My solution, which is probably not the best solution, stripped a lot of this information out. I put the title, chapters, and pages into their own objects and ensured the basic metadata was in place to show ISBN numbers, and similar details. The entire package now weighs in at 682 KB and can be downloaded in under a quarter second. With some compression on the server, the JSON object can be reduced even further and expanded at the browser. The next step is to replicate the front end with less code and more functionality to aid the teacher in the classroom.

How did this happen?

The people who made the current system are not stupid. I've worked with them on a number of occasions in the past and know the main developers are doing the best they can within the bounds of the client-vendor relationship. One of the problems that I've seen time and again, though, is that people often fail to ask about the ultimate goal of any system. This one started out with a colleague saying "We need a digital textbook system" and then answering a hundred questions around the idea. Looking at the early notes from the project2. Not once did the question of "What does the teacher see?" get asked. Heck, from the meeting notes, that question wasn't asked until 7 months into the project! Well after the database and API were designed.
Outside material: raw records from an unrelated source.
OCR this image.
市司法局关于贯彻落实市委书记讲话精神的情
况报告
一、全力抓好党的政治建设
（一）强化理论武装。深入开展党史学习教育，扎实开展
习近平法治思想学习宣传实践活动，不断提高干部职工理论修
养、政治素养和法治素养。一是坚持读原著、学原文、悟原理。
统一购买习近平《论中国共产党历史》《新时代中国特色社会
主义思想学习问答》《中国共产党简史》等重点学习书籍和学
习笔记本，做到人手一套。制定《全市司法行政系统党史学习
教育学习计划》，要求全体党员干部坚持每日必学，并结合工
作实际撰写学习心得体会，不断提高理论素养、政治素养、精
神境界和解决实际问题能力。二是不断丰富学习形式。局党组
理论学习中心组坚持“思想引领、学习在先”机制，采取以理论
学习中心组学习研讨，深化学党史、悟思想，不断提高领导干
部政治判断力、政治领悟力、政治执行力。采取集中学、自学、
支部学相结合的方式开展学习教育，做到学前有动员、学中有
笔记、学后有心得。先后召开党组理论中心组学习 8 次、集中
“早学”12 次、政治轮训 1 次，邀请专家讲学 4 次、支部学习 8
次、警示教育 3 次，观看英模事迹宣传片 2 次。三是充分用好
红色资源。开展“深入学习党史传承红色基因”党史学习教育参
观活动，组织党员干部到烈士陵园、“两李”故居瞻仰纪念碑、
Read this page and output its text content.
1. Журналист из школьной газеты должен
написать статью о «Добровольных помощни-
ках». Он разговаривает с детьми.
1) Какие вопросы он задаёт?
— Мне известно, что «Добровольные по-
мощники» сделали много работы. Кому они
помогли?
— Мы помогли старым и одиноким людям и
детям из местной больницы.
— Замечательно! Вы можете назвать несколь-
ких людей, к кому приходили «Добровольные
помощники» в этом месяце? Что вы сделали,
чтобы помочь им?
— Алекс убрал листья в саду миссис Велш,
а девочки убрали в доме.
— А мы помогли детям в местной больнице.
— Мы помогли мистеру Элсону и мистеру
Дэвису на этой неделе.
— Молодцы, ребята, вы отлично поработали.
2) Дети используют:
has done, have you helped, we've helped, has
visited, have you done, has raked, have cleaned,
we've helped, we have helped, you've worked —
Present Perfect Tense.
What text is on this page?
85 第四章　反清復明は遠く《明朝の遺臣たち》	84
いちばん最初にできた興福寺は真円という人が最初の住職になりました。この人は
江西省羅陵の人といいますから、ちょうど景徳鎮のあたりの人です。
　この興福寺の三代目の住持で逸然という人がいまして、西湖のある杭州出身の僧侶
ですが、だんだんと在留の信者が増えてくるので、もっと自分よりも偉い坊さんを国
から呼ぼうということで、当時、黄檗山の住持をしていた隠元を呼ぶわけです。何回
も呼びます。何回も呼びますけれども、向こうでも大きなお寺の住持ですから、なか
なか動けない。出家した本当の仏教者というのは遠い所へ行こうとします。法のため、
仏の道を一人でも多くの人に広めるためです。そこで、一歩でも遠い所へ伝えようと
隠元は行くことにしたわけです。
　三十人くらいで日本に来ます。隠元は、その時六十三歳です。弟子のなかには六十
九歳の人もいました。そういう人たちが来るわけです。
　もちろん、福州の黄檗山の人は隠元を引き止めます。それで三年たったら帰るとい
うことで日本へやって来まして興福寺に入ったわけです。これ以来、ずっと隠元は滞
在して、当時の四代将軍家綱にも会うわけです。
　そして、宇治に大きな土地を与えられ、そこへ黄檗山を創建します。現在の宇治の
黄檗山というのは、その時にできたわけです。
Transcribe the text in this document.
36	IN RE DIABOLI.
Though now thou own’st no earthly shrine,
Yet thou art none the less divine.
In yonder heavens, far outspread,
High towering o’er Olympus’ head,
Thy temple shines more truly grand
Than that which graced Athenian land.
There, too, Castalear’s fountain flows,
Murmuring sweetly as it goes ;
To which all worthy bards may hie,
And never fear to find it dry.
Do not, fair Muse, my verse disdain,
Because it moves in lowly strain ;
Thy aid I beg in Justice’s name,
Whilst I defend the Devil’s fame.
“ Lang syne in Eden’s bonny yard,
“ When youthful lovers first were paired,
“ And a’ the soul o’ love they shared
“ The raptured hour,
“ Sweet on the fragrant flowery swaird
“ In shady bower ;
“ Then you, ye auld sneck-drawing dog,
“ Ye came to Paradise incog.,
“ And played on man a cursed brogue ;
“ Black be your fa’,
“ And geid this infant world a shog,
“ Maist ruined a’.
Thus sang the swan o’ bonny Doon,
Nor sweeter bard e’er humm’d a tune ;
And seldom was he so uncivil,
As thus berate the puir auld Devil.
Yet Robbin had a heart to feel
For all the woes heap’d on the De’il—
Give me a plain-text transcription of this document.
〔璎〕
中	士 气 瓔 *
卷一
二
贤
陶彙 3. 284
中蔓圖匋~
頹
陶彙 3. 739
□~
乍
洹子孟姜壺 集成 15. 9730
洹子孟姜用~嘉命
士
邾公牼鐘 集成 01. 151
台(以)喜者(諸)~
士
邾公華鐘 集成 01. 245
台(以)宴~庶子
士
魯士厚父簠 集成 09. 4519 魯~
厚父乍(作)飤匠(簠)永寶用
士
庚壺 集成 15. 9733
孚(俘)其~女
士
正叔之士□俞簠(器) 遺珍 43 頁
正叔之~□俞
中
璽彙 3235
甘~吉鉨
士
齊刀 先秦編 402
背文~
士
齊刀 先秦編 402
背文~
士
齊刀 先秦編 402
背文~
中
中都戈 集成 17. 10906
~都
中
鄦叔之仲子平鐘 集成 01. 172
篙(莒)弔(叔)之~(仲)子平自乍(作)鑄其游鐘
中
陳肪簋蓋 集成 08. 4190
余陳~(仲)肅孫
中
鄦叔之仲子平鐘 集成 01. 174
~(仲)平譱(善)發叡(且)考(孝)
I'll admit that I tend to look at business problems from the point of view of the person who'll be stuck using the things I create rather than the managers authorizing my wage. This often means that I may not create something that leaders ask for and instead provide the solution their people want, which involves quickly turning data into information and getting the heck out of the way. Being an internal resource means I have a lot more flexibility and access to these people than a vendor might, which gives me an unfair advantage. Fortunately it's one that the right people have appreciated a few times in the past.

When it comes time to solve a business problem, one of the very first questions needs to be "what do you want out of the solution?" Everything else is just window dressing.

  1. Sheer force of will … and a quarter-century of experience writing software. I've made every mistake in the book, plus a bunch that have never been documented. It's important to remember past mistakes and their solutions so that future endeavours can be more successful from the start.

  2. Everything is recorded in JIRA … which is both a good and sad thing. Good because documentation is key. Sad because someone had to put all of this stuff into JIRA.